Alibaba has competed for access to the Indonesian market as well, pouring a total of $4 billion into Lazada as of early last year. Lazada is an e-commerce site established to serve the Indonesia market. Amazon even continues trying to carve out a piece of the southeast Asian market, using Indonesia as something of a toehold, committing $1.3 billion worth of investments there late last year.
It’s JD, however, that appears to fully have its finger on the pulse of the region’s consumers even if Lazada is the biggest traffic draw.
On the Verge
It’s a smart move.
As the growth of China’s consumer class starts to cool, Indonesia’s is still heating up. Last year’s e-commerce spending in Indonesia reached $13 billion, according to Morgan Stanley, after growing at an annualized pace of 50% for the past two years. By 2023, the figure could exceed more than $50 billion. That would make it a bigger opportunity than frequently lauded India.
It’s not a terribly difficult outlook to fathom. Of the country’s 264 million residents, only 195 million of them currently use smartphones, and only 30 million of them are online shoppers. The figures leave room for rapid growth, not unlike the evolution China’s consumers made just a few years prior.
Indonesia is also setting the standard, and pace, for neighboring countries’ e-commerce industries to follow.

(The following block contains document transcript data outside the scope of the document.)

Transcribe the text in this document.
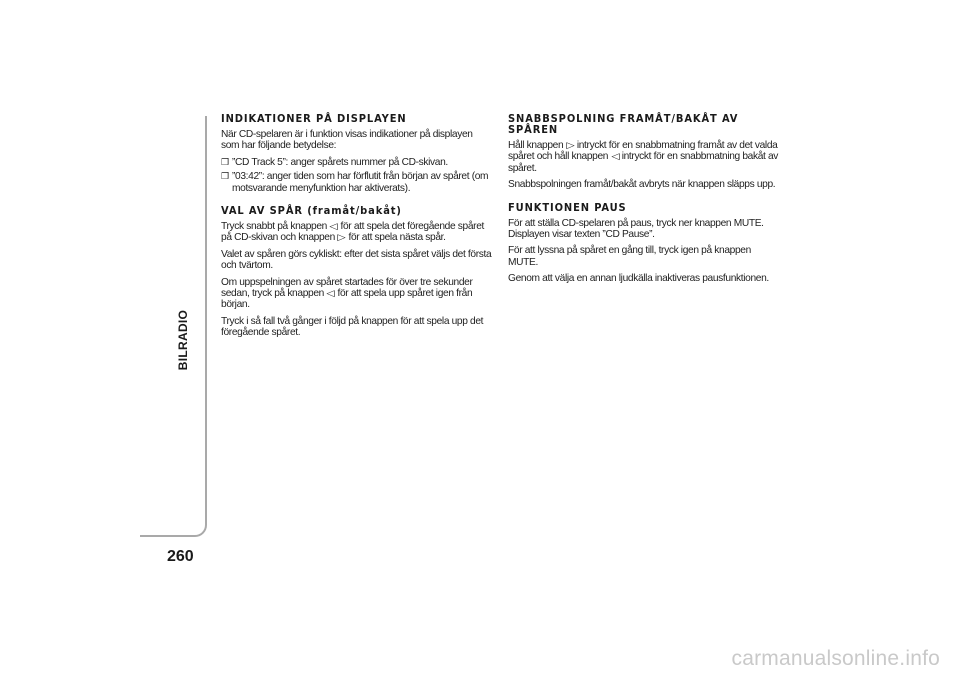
BILRADIO
260
INDIKATIONER PÅ DISPLAYEN

När CD-spelaren är i funktion visas indikationer på displayen som har följande betydelse:

❒ ”CD Track 5”: anger spårets nummer på CD-skivan.
❒ ”03:42”: anger tiden som har förflutit från början av spåret (om motsvarande menyfunktion har aktiverats).
VAL AV SPÅR (framåt/bakåt)

Tryck snabbt på knappen ◁ för att spela det föregående spåret på CD-skivan och knappen ▷ för att spela nästa spår.

Valet av spåren görs cykliskt: efter det sista spåret väljs det första och tvärtom.

Om uppspelningen av spåret startades för över tre sekunder sedan, tryck på knappen ◁ för att spela upp spåret igen från början.

Tryck i så fall två gånger i följd på knappen för att spela upp det föregående spåret.

SNABBSPOLNING FRAMÅT/BAKÅT AV SPÅREN

Håll knappen ▷ intryckt för en snabbmatning framåt av det valda spåret och håll knappen ◁ intryckt för en snabbmatning bakåt av spåret.

Snabbspolningen framåt/bakåt avbryts när knappen släpps upp.

FUNKTIONEN PAUS

För att ställa CD-spelaren på paus, tryck ner knappen MUTE. Displayen visar texten ”CD Pause”.

För att lyssna på spåret en gång till, tryck igen på knappen MUTE.

Genom att välja en annan ljudkälla inaktiveras pausfunktionen.

carmanualsonline.info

The few JD.com stock holders that have been following the solidification of southeast Asia’s e-commerce market will also likely know Indonesian authorities recently imposed new rules on companies doing business in the country. Operators will now pay income tax on profits earned there, and shoppers will pay a value-added tax on goods purchased. It’s a development that could crimp the country’s e-commerce growth right as it’s hitting full stride.
It’s also a development, however, that may not weigh much on JD.com.
As was noted, JD increasingly aims to become a logistics service provider rather than just a middleman, offloading some of that new burden to product and service providers. Indeed, almost as if scripted, Accenture managing director Mohammed Sirajuddeen said just last month that the one stumbling block preventing Indonesia’s e-commerce market from soaring to a $300 billion industry by 2025 was its poor logistics network.
The problem plays right into the logistics-minded hand JD.com is holding.
Looking Ahead for JD.Com Stock
JD.com is anything but a pure play on Indonesia, to be clear. Indeed, it’s not even a pure play on the underserved and budding southeast Asian market. The future value of JD.com stock still greatly depends on how well it serves China’s retailers.
Nevertheless, JD’s work and strategy in Indonesia has to be respected. The nickels and dimes Alibaba and Amazon are largely overlooking outside of China will soon be quarters, so to speak, and in some cases, a full dollar bill. Just as Alibaba and Amazon are tough to compete with where they’re well established, JD.com will be tough to topple where it’s making a point of establishing its new roots.
It’s a detail that will only become a bigger part of the JD stock story going forward.